Vous qui entrez dans Paris, provinciaux, étrangers, lasciate ogni speranza, abandonnez toute espérance de pouvoir traverser la ville sans marcher au moins une fois dans la merde.
Dans Paris, vous aborderez souvent – sans le savoir – de faux Parisiens, des semi-Parisiens (nés à la campagne), des cousins de province. Je conseille, pour les reconnaître facilement, de leur demander systématiquement : « Excusez-moi, pourriez-vous m’indiquer la rue Lepic ? » C’est infaillible.
Certains faux Parisiens circulent en groupes, en s’exclamant dans des idiomes exotiques. Ce sont des Touristes (se reporter à un chapitre précédent). Par bonheur, la plupart d’entre eux finissent par repartir.

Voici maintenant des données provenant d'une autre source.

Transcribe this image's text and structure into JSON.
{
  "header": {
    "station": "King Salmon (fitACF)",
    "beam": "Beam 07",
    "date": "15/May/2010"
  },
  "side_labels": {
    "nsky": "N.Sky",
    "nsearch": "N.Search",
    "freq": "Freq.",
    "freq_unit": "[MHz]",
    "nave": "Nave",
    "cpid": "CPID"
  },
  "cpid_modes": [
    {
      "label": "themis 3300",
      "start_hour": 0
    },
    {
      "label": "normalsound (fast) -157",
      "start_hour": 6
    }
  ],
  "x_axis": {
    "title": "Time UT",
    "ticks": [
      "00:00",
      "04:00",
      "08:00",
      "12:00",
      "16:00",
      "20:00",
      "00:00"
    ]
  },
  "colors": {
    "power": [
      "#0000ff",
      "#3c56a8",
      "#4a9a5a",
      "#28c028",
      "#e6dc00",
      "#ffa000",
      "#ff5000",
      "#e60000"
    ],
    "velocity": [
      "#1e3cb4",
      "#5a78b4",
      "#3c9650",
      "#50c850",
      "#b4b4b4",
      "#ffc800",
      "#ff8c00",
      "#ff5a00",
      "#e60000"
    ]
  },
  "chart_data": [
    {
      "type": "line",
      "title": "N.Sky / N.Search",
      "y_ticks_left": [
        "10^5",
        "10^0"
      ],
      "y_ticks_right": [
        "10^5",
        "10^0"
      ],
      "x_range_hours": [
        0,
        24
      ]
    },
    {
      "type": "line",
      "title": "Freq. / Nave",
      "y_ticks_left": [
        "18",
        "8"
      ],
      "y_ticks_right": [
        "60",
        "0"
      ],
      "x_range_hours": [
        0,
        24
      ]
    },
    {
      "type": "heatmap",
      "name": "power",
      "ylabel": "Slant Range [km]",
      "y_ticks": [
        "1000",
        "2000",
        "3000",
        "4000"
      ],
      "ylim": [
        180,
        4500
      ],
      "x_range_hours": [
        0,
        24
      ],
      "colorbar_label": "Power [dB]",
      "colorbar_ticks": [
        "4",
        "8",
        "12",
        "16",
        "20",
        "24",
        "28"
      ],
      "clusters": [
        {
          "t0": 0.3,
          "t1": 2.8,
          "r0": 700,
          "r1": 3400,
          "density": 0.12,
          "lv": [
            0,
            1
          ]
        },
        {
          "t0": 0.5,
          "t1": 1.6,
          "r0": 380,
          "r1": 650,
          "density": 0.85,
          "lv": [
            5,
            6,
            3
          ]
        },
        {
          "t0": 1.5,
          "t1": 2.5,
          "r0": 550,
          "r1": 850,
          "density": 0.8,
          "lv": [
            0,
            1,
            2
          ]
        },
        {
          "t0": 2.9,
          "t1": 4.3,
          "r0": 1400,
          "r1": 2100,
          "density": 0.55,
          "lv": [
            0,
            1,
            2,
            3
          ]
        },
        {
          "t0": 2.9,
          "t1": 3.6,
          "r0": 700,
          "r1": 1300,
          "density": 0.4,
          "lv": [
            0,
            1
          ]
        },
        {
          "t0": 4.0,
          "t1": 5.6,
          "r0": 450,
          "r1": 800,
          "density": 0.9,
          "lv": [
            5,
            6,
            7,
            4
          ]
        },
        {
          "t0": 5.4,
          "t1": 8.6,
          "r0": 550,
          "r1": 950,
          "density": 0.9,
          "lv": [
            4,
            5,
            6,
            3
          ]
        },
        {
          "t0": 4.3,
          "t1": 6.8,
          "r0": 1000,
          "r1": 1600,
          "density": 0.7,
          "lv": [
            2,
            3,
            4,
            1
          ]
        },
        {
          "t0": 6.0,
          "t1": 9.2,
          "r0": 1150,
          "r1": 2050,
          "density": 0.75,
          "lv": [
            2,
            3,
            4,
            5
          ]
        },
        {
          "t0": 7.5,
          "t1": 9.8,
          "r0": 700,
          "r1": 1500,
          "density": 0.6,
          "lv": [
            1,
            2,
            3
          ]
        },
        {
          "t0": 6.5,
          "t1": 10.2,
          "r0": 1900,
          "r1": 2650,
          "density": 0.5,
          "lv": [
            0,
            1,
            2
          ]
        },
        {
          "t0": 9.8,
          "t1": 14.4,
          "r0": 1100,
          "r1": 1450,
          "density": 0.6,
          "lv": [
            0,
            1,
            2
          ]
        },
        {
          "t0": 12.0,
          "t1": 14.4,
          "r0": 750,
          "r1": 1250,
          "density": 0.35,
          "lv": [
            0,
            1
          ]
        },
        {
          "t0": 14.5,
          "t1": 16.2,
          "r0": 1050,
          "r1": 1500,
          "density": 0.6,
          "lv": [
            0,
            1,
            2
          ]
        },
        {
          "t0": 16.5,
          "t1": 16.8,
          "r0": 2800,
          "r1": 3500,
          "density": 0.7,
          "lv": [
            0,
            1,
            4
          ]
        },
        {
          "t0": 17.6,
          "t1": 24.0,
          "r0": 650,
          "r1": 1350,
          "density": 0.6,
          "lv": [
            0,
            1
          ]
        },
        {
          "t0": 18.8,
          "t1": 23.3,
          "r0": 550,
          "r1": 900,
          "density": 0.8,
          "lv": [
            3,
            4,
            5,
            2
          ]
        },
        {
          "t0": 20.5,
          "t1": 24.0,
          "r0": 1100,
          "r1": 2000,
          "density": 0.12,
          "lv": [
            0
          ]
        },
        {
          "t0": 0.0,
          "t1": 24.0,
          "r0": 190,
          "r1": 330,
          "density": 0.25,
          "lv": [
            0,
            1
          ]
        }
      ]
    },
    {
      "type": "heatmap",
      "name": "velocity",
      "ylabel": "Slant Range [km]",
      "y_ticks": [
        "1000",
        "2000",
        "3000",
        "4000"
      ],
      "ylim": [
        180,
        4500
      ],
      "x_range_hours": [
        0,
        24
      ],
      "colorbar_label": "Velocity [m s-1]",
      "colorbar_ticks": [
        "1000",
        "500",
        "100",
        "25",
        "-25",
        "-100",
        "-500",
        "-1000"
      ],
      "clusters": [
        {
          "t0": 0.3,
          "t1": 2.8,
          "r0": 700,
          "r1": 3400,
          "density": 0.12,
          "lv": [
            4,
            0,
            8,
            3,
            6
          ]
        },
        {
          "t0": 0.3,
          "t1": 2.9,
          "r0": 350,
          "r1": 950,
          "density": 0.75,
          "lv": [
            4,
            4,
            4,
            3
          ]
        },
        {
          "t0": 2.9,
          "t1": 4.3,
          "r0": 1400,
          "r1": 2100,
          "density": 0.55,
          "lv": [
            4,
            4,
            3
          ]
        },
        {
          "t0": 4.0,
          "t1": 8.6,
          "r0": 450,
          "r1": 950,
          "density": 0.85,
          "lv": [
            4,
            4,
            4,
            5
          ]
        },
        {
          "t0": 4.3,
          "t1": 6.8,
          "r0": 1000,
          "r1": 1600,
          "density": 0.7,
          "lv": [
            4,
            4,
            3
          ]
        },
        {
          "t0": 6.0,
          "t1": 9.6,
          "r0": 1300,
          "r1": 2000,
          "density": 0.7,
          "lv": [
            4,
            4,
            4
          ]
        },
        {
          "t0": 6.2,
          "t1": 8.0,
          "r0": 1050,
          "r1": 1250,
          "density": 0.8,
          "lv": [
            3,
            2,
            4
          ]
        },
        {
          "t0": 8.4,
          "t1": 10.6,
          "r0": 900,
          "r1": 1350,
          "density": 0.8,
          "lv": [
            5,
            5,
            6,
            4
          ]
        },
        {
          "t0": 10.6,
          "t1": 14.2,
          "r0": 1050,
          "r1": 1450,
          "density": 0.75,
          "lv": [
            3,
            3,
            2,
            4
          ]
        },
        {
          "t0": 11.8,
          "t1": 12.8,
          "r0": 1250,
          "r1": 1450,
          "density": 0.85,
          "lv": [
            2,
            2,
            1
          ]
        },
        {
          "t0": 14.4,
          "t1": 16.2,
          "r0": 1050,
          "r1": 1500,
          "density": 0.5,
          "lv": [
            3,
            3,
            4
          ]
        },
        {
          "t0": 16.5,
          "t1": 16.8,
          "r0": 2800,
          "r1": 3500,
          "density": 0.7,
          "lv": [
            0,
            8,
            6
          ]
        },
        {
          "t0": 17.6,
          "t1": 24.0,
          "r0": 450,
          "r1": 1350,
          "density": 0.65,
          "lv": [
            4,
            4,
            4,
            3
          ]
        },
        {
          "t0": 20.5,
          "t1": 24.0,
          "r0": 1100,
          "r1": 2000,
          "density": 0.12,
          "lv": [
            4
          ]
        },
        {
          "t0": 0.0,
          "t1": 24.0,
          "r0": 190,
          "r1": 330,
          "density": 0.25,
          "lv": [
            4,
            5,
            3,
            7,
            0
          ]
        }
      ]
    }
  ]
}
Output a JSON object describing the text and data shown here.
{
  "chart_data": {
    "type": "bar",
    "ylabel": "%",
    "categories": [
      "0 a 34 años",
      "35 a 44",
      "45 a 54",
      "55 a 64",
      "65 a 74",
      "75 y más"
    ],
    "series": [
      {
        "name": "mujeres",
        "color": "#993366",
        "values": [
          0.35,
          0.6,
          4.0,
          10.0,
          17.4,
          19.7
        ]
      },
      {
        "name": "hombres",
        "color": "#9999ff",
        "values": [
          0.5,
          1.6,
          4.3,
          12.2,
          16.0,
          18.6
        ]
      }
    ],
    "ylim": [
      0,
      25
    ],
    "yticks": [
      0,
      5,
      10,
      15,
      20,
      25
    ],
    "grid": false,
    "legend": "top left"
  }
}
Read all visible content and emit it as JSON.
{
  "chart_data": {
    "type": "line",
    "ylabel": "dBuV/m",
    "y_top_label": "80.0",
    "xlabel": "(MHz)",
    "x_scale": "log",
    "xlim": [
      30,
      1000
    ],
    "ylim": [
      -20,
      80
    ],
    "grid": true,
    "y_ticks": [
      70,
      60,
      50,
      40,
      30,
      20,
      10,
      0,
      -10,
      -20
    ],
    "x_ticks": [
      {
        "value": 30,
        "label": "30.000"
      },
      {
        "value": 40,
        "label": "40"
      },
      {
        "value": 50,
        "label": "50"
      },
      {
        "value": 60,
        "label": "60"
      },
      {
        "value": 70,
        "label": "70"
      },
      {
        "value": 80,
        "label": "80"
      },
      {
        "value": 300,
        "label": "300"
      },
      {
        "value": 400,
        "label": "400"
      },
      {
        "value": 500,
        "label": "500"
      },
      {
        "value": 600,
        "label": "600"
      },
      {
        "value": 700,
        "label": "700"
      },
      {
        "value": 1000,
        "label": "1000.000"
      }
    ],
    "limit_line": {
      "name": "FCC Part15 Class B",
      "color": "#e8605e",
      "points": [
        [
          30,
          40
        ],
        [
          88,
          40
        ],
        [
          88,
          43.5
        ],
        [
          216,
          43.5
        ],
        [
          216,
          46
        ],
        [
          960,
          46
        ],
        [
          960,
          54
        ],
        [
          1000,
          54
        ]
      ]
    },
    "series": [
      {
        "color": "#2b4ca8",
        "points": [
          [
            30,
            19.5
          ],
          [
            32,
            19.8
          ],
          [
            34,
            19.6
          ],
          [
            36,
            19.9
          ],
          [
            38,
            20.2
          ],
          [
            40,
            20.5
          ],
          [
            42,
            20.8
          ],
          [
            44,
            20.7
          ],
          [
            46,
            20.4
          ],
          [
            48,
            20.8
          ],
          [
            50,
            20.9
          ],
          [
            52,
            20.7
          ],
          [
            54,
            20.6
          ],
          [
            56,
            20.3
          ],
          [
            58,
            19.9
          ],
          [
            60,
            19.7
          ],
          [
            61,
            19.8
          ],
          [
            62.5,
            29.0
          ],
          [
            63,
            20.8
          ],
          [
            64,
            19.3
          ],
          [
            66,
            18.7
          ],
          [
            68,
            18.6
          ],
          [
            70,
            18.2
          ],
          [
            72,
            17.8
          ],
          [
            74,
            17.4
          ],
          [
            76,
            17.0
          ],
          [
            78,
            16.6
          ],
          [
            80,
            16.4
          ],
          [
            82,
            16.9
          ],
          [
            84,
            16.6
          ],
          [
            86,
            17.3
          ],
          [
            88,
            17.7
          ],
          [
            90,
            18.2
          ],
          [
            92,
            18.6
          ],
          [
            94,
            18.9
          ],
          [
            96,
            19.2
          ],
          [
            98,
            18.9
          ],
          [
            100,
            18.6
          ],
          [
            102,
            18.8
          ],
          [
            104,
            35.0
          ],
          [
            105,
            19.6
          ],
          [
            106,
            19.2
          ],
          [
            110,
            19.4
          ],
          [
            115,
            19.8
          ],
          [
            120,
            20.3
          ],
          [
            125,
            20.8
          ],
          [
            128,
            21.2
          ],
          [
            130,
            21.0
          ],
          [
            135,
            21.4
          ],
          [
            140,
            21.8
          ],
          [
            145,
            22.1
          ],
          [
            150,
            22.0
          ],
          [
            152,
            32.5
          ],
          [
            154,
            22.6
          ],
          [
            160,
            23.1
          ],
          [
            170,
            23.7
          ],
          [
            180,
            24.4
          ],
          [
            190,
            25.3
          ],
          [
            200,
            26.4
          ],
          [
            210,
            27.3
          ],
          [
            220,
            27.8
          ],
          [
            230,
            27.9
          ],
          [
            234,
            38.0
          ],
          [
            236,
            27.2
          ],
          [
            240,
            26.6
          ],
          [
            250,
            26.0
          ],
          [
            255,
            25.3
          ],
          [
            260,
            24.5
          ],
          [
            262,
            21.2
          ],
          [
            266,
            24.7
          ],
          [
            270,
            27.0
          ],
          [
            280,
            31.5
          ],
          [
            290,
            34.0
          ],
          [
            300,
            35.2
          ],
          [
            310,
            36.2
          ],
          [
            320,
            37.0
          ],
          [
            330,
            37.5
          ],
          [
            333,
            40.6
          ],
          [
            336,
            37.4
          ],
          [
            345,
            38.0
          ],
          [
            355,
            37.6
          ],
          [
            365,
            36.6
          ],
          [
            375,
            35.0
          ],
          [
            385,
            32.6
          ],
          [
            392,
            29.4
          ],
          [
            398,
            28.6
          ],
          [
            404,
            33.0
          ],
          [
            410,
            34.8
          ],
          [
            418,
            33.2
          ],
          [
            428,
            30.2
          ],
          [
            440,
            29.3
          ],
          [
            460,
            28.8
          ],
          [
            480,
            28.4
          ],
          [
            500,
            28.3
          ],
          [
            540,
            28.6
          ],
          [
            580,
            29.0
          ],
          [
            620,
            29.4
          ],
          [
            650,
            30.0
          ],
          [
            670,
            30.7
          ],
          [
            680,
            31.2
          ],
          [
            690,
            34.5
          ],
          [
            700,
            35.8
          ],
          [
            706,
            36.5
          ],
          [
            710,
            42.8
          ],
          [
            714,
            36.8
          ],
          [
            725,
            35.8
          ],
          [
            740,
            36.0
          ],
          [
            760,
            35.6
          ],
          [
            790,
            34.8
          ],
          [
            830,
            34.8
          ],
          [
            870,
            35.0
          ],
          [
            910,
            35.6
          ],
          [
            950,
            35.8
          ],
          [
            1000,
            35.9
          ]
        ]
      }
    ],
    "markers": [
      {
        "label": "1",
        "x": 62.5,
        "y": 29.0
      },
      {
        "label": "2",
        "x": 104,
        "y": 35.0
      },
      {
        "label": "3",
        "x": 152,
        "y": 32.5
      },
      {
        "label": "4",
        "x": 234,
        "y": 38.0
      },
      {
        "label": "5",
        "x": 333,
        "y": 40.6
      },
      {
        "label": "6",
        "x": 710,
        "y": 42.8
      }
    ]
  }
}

Certains Américains restent. C’est une tradition depuis Hemingway. Ils s’installent aux terrasses des bistrots et affectent d’écrire des nouvelles. Au bout de quelques mois, ils sont déjà beaucoup moins américains. Certains sont tout à fait charmants. On les reconnaît facilement à ce qu’ils ont l’air d’être, en permanence, ravis de se trouver à Paris – au contraire de la plupart des Parisiens. Dans mon guide des Américains à Paris, je recommande spécialement Randall (Ran) et sa délicieuse épouse Pamela (Pam) visibles plusieurs soirs par semaine à la terrasse du Dindon en Laisse.
En matière de Parisien, comme en toutes choses, il convient de se méfier des imitations.
Trop de Touristes sont abusés par de prétendus autochtones qui leur vendent de fausses tours Eiffel et des « parisiens » (sandwichs jambon-beurre) sans beurre.
Le chic type parisien se fait rare. Exigez au moins le vrai Chic Parisien.